Cuando conocí a Castillo (1960), ambos éramos adolescentes.
Nos apreciamos tanto que jamás nos despedimos. Como mucho, y haciendo un alarde, soltamos un “hasta luego”.
Castillo es uno de los pocos amigos que me quedan. Lo ha sido desde la infancia, cuando yo acudía a Barbate, a veranear. Es el hijo de la Forata. Antonio Castillo es hombre de escasas palabras, salvo cuando es necesario, y mucho observar. Castillo ama la mar. Él me enseñó lo que sé de vientos, de estrellas y de presagios. De vez en cuando nos vemos y recordamos con la mirada. Ambos sabemos que el otro está ahí, por si fuera menester. Así concibe Castillo la amistad, y yo también. Por si fuera menester…
Castillo, en Cerro Muriano (Córdoba), durante el servicio militar.
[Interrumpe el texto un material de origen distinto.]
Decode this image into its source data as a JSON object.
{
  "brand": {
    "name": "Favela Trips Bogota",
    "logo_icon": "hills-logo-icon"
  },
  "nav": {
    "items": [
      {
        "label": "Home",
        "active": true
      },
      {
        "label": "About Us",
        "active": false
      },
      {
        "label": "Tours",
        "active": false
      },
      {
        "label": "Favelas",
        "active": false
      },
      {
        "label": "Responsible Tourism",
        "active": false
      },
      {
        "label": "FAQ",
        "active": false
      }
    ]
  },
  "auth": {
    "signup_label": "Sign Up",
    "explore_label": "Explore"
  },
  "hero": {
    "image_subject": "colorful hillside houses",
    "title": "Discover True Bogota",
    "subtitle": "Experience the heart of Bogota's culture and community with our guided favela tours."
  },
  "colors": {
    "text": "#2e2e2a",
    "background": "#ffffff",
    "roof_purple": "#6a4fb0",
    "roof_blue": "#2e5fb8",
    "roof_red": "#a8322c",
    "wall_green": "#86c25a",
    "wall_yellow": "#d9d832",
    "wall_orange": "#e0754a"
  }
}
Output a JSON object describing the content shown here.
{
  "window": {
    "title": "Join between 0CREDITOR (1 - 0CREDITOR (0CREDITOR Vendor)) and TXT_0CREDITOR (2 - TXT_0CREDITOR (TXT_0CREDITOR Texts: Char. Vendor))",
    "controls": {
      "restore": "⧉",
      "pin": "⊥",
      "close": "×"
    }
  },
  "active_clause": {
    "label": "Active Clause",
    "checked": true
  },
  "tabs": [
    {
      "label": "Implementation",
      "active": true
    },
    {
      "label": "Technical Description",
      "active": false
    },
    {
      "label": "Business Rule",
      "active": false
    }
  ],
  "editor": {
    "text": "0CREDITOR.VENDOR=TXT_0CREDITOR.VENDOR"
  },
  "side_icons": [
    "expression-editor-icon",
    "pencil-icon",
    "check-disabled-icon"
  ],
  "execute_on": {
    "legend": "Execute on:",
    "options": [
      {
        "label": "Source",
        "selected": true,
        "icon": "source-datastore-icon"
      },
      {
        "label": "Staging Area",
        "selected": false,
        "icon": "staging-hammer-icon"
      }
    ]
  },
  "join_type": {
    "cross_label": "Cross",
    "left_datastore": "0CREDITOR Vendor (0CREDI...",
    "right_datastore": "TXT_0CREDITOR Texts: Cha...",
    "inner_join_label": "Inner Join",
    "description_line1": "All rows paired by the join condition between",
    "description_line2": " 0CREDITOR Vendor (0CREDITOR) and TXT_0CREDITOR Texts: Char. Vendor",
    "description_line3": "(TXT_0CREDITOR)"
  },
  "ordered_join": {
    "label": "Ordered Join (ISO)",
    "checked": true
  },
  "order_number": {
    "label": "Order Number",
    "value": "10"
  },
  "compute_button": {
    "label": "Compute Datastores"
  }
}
“Gitana Azul”, la barca de Castillo, aunque oficialmente se llamaba “Juan Antonio”. Se hundió, “voluntariamente”, días antes de que a Castillo le diera un infarto. Eso es amistad…
Odín, el fiel perro de Castillo, el único que conozco que supiera pelar naranjas.
Castillo, pintando la “Gitana Azul”.
Castillo y su esposa, Pilar, junto a Blanca y Juanjo.